8 thoughts on “Most and Least Marriage-Indifferent States

  1. John M, welcome back. This is a great contribution to the discussion. It seems like the Saints are still doing well — comparatively.

  2. John,

    Can you explain what you mean by “marriage indifference?” I am not familiar with that term. It will help me understand these graphs better.

    One note, I think it is wonderful to see California, New York, and Massachusetts doing so well with families.

  3. Dan, by marriage indifference I mean a sense that cohabitation is an acceptable alternative to marriage and that children don’t particularly need to be born within marriage.

    Like you, I am glad the children of California, New York, and Massachusetts are being born to married parents. I suspect that expensive living in those states deters some from the financial harm of illegitimate children.

  4. Thanks John. So what I get from the numbers is that left-leaning states like California, New York and Massachusetts don’t really have that big of a problem with families. And like you say, they are fairly wealthier than say Mississippi. I’m actually a little surprised that Mississippi isn’t in the top ten, but there are other poor states in the top ten illegitimate children.

    I pointed out New York, Massachusetts and California because they are strongly liberal states. I’ve heard from numerous conservatives over the years that liberalism is anti-family, blah blah blah, you know all that stuff. It’s funny, though, that when looking at the numbers, it is the liberal leaning states that fare better in terms of family than otherwise. Or at least are on par.

  5. What led me to look up this data is the number of pro-homosexual marriage commenters who write something like “Why are you worried about gay marriage? Aren’t poor heterosexual marriages a bigger problem?” I hate this common type of argument which is really saying “I want you to quit talking about this matter because your opinion is different than mine.” Ignoring the stifling aspect of the question, though, there is a point; heterosexuals outnumber homosexuals by a couple orders of magnitude, so how they treat marriage is far more important than what homosexuals may or may not do. And really the homosexual marriage debate is mainly between heterosexuals using this matter as a token of the way they think the world ought to be.

    What I suspected is that they states most sympathetic in law to homosexuals would generally be the ones that are the most indifferent to marriage. I think that holds up in general strokes; see the seven states that are on both top or bottom ten lists. The picture is not so clear cut, though. California, New York, and Massachusetts have been mentioned.

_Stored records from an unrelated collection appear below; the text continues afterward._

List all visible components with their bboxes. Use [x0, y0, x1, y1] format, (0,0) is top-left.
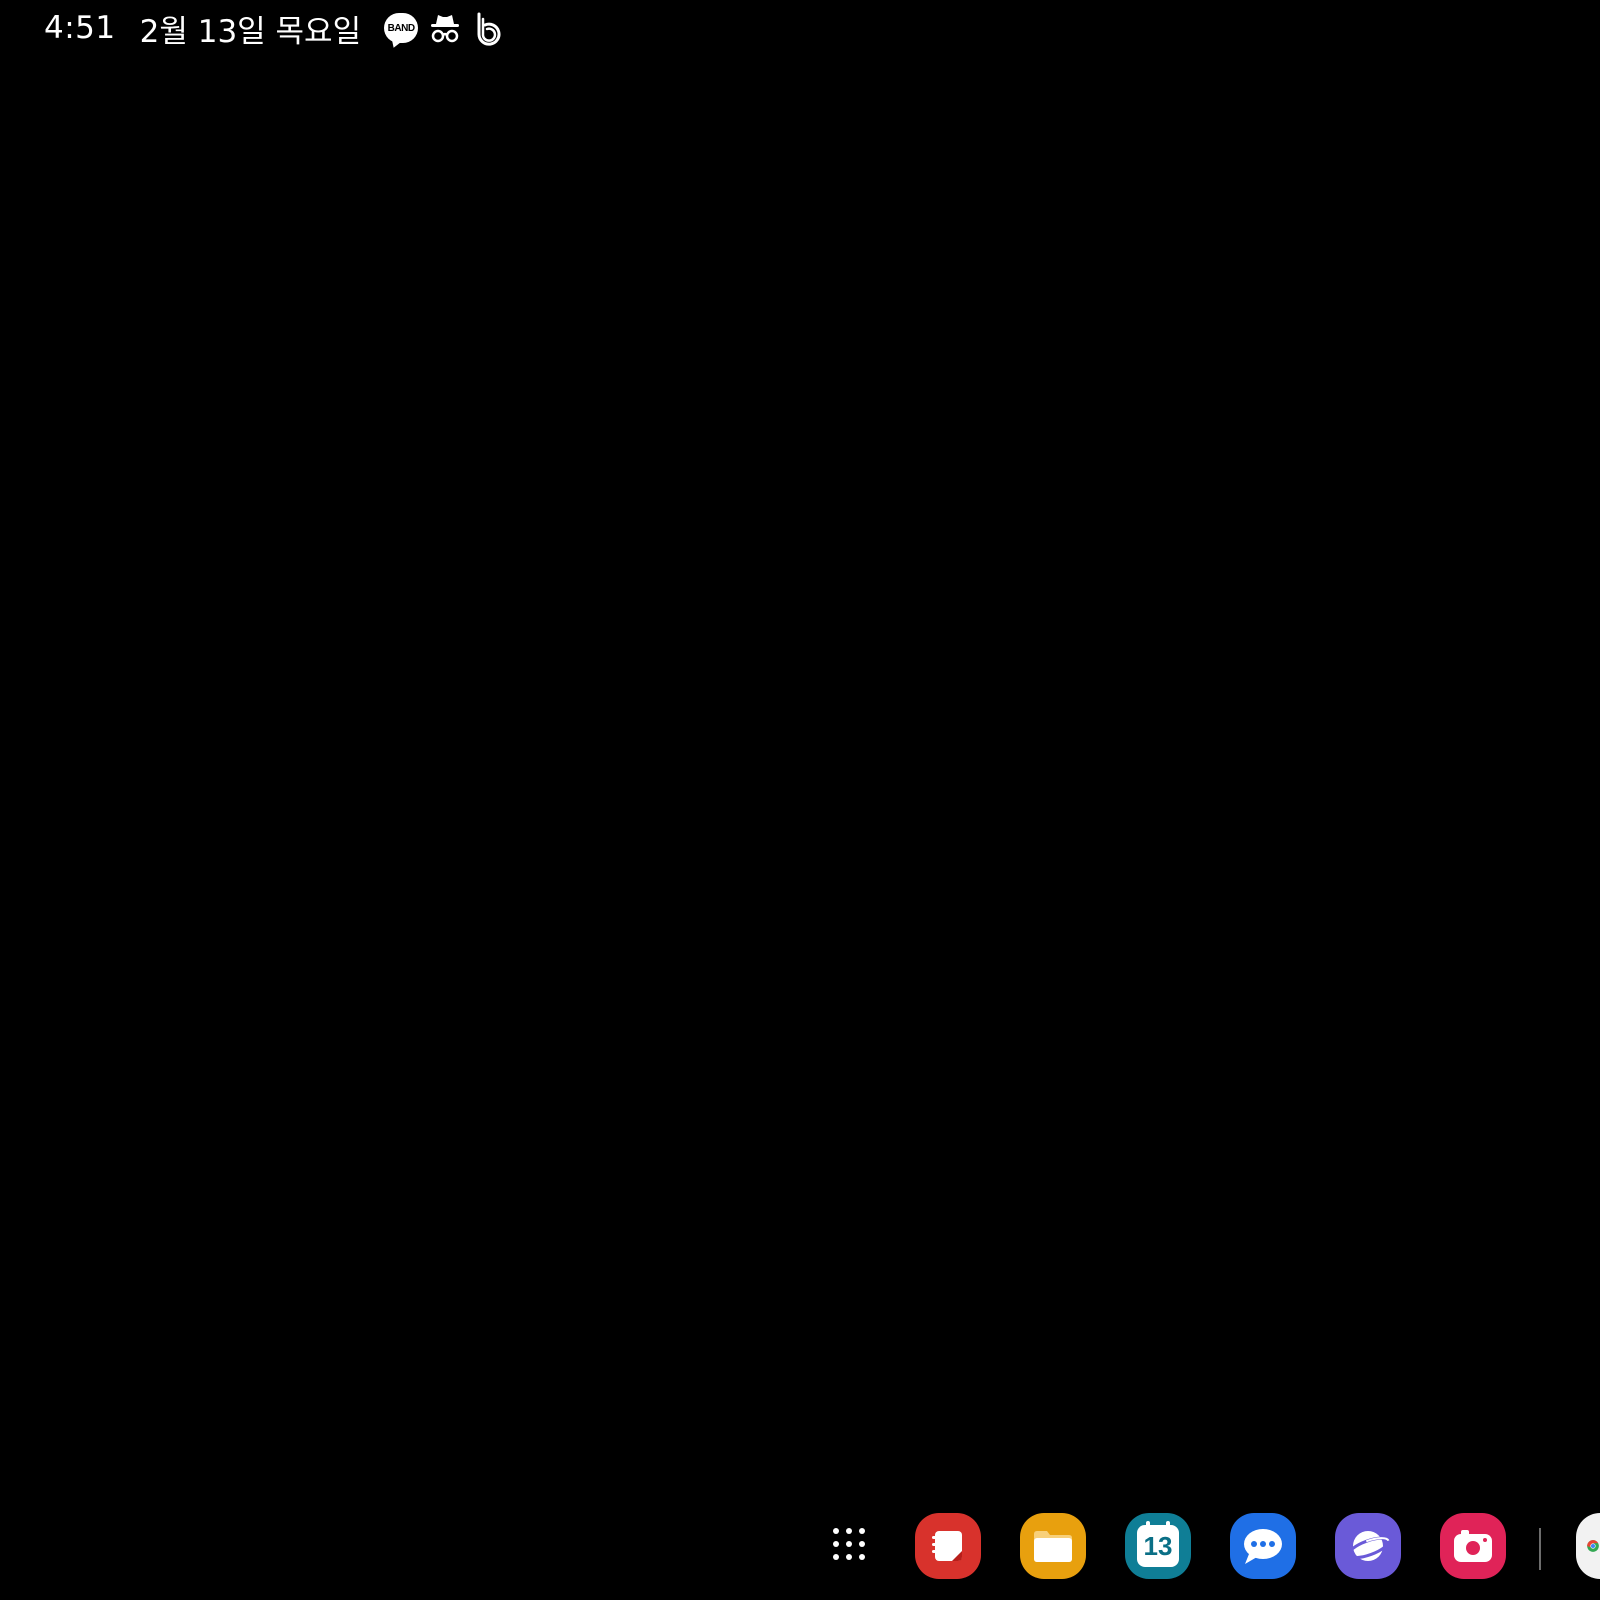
chrome-icon [1587, 1540, 1599, 1552]
planet-icon [1347, 1531, 1391, 1561]
chat-bubble-icon [1244, 1529, 1282, 1564]
calendar-icon: 13 [1137, 1521, 1179, 1567]
internet-app-button[interactable] [1335, 1513, 1401, 1579]
status-time: 4:51 [44, 10, 116, 46]
chrome-app-button[interactable] [1576, 1513, 1600, 1579]
home-screen: 4:51 2월 13일 목요일 BAND 13 [0, 0, 1600, 1600]
recorder-app-button[interactable] [1440, 1513, 1506, 1579]
bixby-icon [471, 10, 507, 46]
folder-icon [1034, 1531, 1072, 1562]
status-date: 2월 13일 목요일 [139, 13, 362, 50]
camera-icon [1454, 1530, 1492, 1562]
apps-grid-icon[interactable] [833, 1528, 869, 1564]
band-icon: BAND [383, 10, 419, 46]
messages-app-button[interactable] [1230, 1513, 1296, 1579]
band-icon-label: BAND [387, 22, 415, 34]
dock-divider [1539, 1528, 1541, 1570]
files-app-button[interactable] [1020, 1513, 1086, 1579]
status-bar: 4:51 2월 13일 목요일 BAND [44, 8, 507, 50]
notes-icon [932, 1531, 962, 1561]
calendar-app-button[interactable]: 13 [1125, 1513, 1191, 1579]
notes-app-button[interactable] [915, 1513, 981, 1579]
incognito-icon [427, 10, 463, 46]
taskbar: 13 [0, 1513, 1600, 1583]
calendar-date-label: 13 [1143, 1530, 1173, 1561]
notification-icons: BAND [383, 10, 507, 46]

Also, the libertarian libertines in Nevada and Alaska have passed constitutional amendments enshrining heterosexual marriage, and those states have no civil unions.

  6. Another observation: Utah’s position at the top of both of my bottom ten lists really sets it apart. We can attribute that to the large LDS population of the state, but kept in mind that about a third of Utahns are not Latter-day Saints. If the marital indifference of non-LDS Utahns were the same as that of people in other Western states, then Utah wouldn’t be sitting in both #1 positions. So, why is the marital indifference of non-LDS Utahns low? My answer: community plays a role in the attitudes we develop. In other words, enough of “I was married on Planet Krypton. Puny Earth gravity doesn’t affect my family.”

  7. Before we get too giddy about the low percentage of out-of-wedlock births in New York, California and Massachusetts, we should probably look at abortion rates in those states. It would also be useful (although I don’t know how to obtain this kind of data), to look at availability/use of contraceptives.

    The relatively high rates of cohabitation in those states suggests that there’s something other than premarital chastity that’s keeping out-of-wedlock births down.

  8. Massachusetts’ abortion rate (18 per 1,000 women 15- to 44-years old) is slightly higher than the national average (16). California and New York, however, rank first and second at 39 and 30 abortions annually per 1,000 women. Third place Delaware has a rate of 21 abortions per 1,000 women, so California and New York are in a class by themselves. California gets credit for more than a quarter of all U.S. abortions. So, those states, with so much to answer for, have no credibility as models of sexual responsibility.

    That said, they do have low portions of out-of-wedlock births, so they do recognize, in their twisted way, the desirability that children be born to married parents. Either that, or maybe in states with higher illegitimacy rates and lower abortion rates, the residents are not as calloused about aborting those who would be born into adverse circumstances.